1. INTRODUCTION
A vast body research has documented the breadth and depth of racial inequalities in health. Studies consistently show, for example, that Black people are less healthy and live shorter lives than their White counterparts. 1 , 2 Fortunately, the field has largely moved beyond discredited biological and cultural deficit explanations for racial health disparities. 3 , 4 Studies over the last several decades on mechanisms underlying racial inequalities in health have provided foundational knowledge about the roles of individual‐level social determinants of health such as socioeconomic resources and exposure to directly perceived interpersonal discrimination. 4 , 5 Yet, it has become increasingly clear that focusing solely on individual‐level factors leads to an incomplete understanding of the root causes of racial inequities in health.

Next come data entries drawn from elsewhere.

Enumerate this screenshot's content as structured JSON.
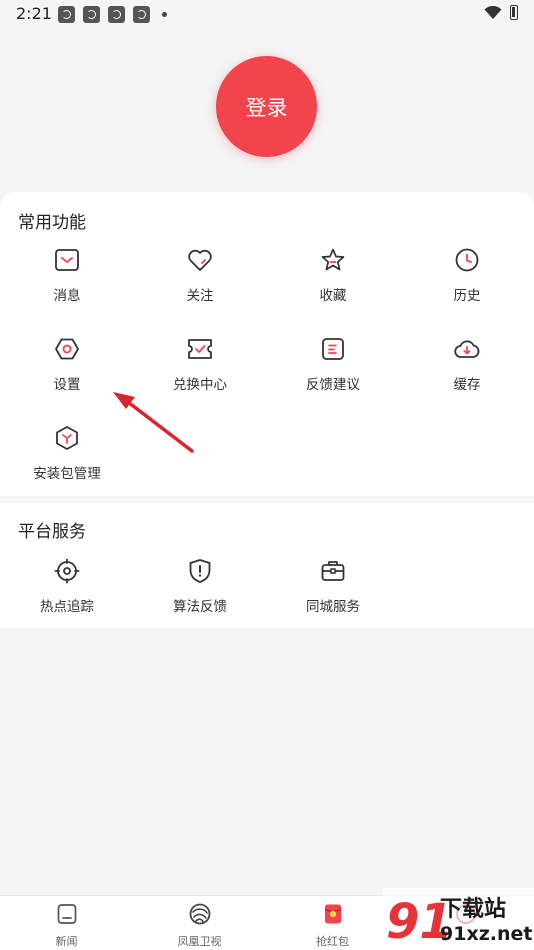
{
  "status_bar": {
    "time": "2:21",
    "icons": [
      "notification-icon",
      "notification-icon",
      "notification-icon",
      "notification-icon",
      "dot-icon",
      "wifi-icon",
      "battery-icon"
    ]
  },
  "login": {
    "label": "登录",
    "color": "#f2444c"
  },
  "common_functions": {
    "title": "常用功能",
    "items": [
      {
        "label": "消息",
        "icon": "message-icon"
      },
      {
        "label": "关注",
        "icon": "heart-icon"
      },
      {
        "label": "收藏",
        "icon": "star-icon"
      },
      {
        "label": "历史",
        "icon": "clock-icon"
      },
      {
        "label": "设置",
        "icon": "settings-icon"
      },
      {
        "label": "兑换中心",
        "icon": "ticket-icon"
      },
      {
        "label": "反馈建议",
        "icon": "feedback-icon"
      },
      {
        "label": "缓存",
        "icon": "cloud-download-icon"
      },
      {
        "label": "安装包管理",
        "icon": "package-icon"
      }
    ]
  },
  "platform_services": {
    "title": "平台服务",
    "items": [
      {
        "label": "热点追踪",
        "icon": "target-icon"
      },
      {
        "label": "算法反馈",
        "icon": "shield-alert-icon"
      },
      {
        "label": "同城服务",
        "icon": "briefcase-icon"
      }
    ]
  },
  "bottom_nav": {
    "items": [
      {
        "label": "新闻",
        "icon": "news-icon"
      },
      {
        "label": "凤凰卫视",
        "icon": "phoenix-icon"
      },
      {
        "label": "抢红包",
        "icon": "red-packet-icon"
      },
      {
        "label": "",
        "icon": "profile-icon"
      }
    ]
  },
  "watermark": {
    "text_top": "下载站",
    "text_bottom": "91xz.net",
    "logo": "91"
  },
  "colors": {
    "accent": "#f2444c",
    "icon_stroke": "#333333",
    "background": "#f5f5f5",
    "arrow": "#d9262e"
  }
}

In recent years, there has been a growing recognition that the fundamental cause of health inequities along racial lines is structural racism, which involves systemic racial exclusion from power, resources, opportunities, and well‐being that is embedded in societal institutions. 6 , 7 Prominent theories highlight how structural racism harms the health of racially minoritized populations through “pathways of embodiment” such as unequal exposure to risks (e.g., social stressors, toxic living conditions, low control, stigma, and relative deprivation) and unequal access to material and psychosocial resources (e.g., social and economic capital, freedom, autonomy, power, and prestige). 5 , 8 , 9 Many theoretically oriented studies have provided important conceptual understandings about the role of structural racism in undermining the health of racially minoritized populations. 10 , 11 , 12 However, relative to advances in conceptual understandings, empirical studies on the topic are lagging behind: less than 1% of studies on the links between race and health have empirically measured structural racism, and its effects on health. 13 Health equity scholars have an opportunity to gain empirical traction by developing robust, theory‐informed approaches to measuring structural racism and its effects on health. 14
In this commentary, we aim to advance research on health equity by providing an ambitious roadmap for research priorities related to using innovative data and analytic approaches to study the impact of structural racism on health. By incorporating valid measures of structural racism in health research, we can move the field forward in several important respects, including: (a) addressing new, salient questions about the fundamental drivers of racialized health inequities, (b) employing rigorous research designs, and (c) building a knowledge base to inform efficacious racial equity solutions. To illustrate the utility of innovative methodological approaches for understanding the health consequences of structural racism, we highlight novel methods and insights from an article by Chantarat, Van Ripper, and Hardeman 15 in this issue of Health Services Research Journal (HSR) on “Multidimensional Structural Racism Predicts Birth Outcomes for Black and White Minnesotans” as well as an emerging corpus of research on related topics. We conclude with a summary of strategies for improving the measurement of structural racism, and a call for catalyzing research on structural racism's health consequences by lowering barriers to doing this type of research through building a publicly available data infrastructure on measures of structural racism.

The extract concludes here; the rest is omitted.